Like nearly every industry, real estate got hammered by the coronavirus (COVID-19). Showings, listings, and sales slammed to a halt in March and April.
But with the lifting of stay-at-home restrictions, the real estate market appears to be on a strong rebound. In fact, a number of recent signs point to the market making up for lost sales, and then some.
Confidence is surging among home builders. The National Association of Home Builders’ (NAHB) index that tracks builder confidence jumped 21 points this month to 58. Any reading above 50 indicates a positive market.
“As the nation reopens, housing is well-positioned to lead the economy forward,” said NAHB Chairman Dean Mon, a home builder and developer from Shrewsbury, N.J. “Inventory is tight, mortgage applications are increasing, interest rates are low and confidence is rising. Buyer traffic more than doubled in one month even as builders report growing online and phone inquiries stemming from the outbreak.”
Fewer homes for sale
Inventory dried up during the shutdown, but so did the demand for houses. Now, it appears home buyers are out in full force at the tail-end of a mostly wiped out spring home-buying season.
That’s caused some regions of the country to experience a sharp rebound in sales. West Penn Multi-List, a real estate services firm serving Western Pennsylvania, reported that sales in four counties amassed a combined $135.5 million in May -- even with real estate offices open in only the second half of the month.
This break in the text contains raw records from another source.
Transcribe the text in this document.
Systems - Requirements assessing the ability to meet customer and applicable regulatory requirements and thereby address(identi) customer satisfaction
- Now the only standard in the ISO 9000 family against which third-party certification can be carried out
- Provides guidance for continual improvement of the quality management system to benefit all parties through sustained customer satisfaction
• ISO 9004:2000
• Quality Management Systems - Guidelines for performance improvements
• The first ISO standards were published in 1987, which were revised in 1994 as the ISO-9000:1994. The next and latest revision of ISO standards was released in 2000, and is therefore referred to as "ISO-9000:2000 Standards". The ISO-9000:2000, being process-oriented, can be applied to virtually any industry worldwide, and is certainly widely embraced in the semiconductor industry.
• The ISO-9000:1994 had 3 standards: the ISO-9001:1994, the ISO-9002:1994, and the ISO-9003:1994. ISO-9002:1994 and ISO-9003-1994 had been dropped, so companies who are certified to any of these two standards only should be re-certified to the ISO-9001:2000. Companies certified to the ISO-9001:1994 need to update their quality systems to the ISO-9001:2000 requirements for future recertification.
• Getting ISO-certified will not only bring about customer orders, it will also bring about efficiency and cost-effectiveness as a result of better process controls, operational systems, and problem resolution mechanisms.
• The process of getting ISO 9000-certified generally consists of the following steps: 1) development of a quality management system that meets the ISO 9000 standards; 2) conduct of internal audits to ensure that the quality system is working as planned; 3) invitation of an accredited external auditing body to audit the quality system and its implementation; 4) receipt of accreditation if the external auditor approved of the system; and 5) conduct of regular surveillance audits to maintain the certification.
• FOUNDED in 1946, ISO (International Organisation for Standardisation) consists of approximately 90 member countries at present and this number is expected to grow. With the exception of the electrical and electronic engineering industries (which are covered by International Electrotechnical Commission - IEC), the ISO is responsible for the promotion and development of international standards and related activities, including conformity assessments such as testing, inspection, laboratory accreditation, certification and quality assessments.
“It’s the hottest market I have ever seen,” Tom Hosack, president of West Penn Multi-List, told Trib Live.
Redfin, a real estate brokerage service, is seeing the same signs of a rebound on a national level. It reports that nearly half of its agents’ sales in May had multiple offers, a sign that there are more buyers than sellers presently.
"We're seeing a frenzy," Boston Redfin agent Delince Louis said. "Any home below $500,000 is receiving multiple offers; we just don't have the supply to meet the demand."
"Bidding wars also jumped in May because homebuyers felt they were starting to get more clarity around where the economy was headed, with cities around the nation lifting stay-at-home orders. This gave house hunters more confidence to compete," said Redfin lead economist Taylor Marr.
But Marr isn’t convinced the resurgence is sustainable, saying it all depends on whether the coronavirus stays under control or spikes up in states that have lifted restrictions. It’s also possible that we’re seeing sales that were simply delayed by the pandemic. Future sales could face some hefty headwinds.
The Mortgage Bankers Association (MBA) reported last week that there was a significant drop in the amount of available credit for mortgages as lenders tried to limit risk. Even though mortgage rates are at record lows, it’s increasingly challenging to qualify for a mortgage, with lenders demanding larger down payments and higher credit scores.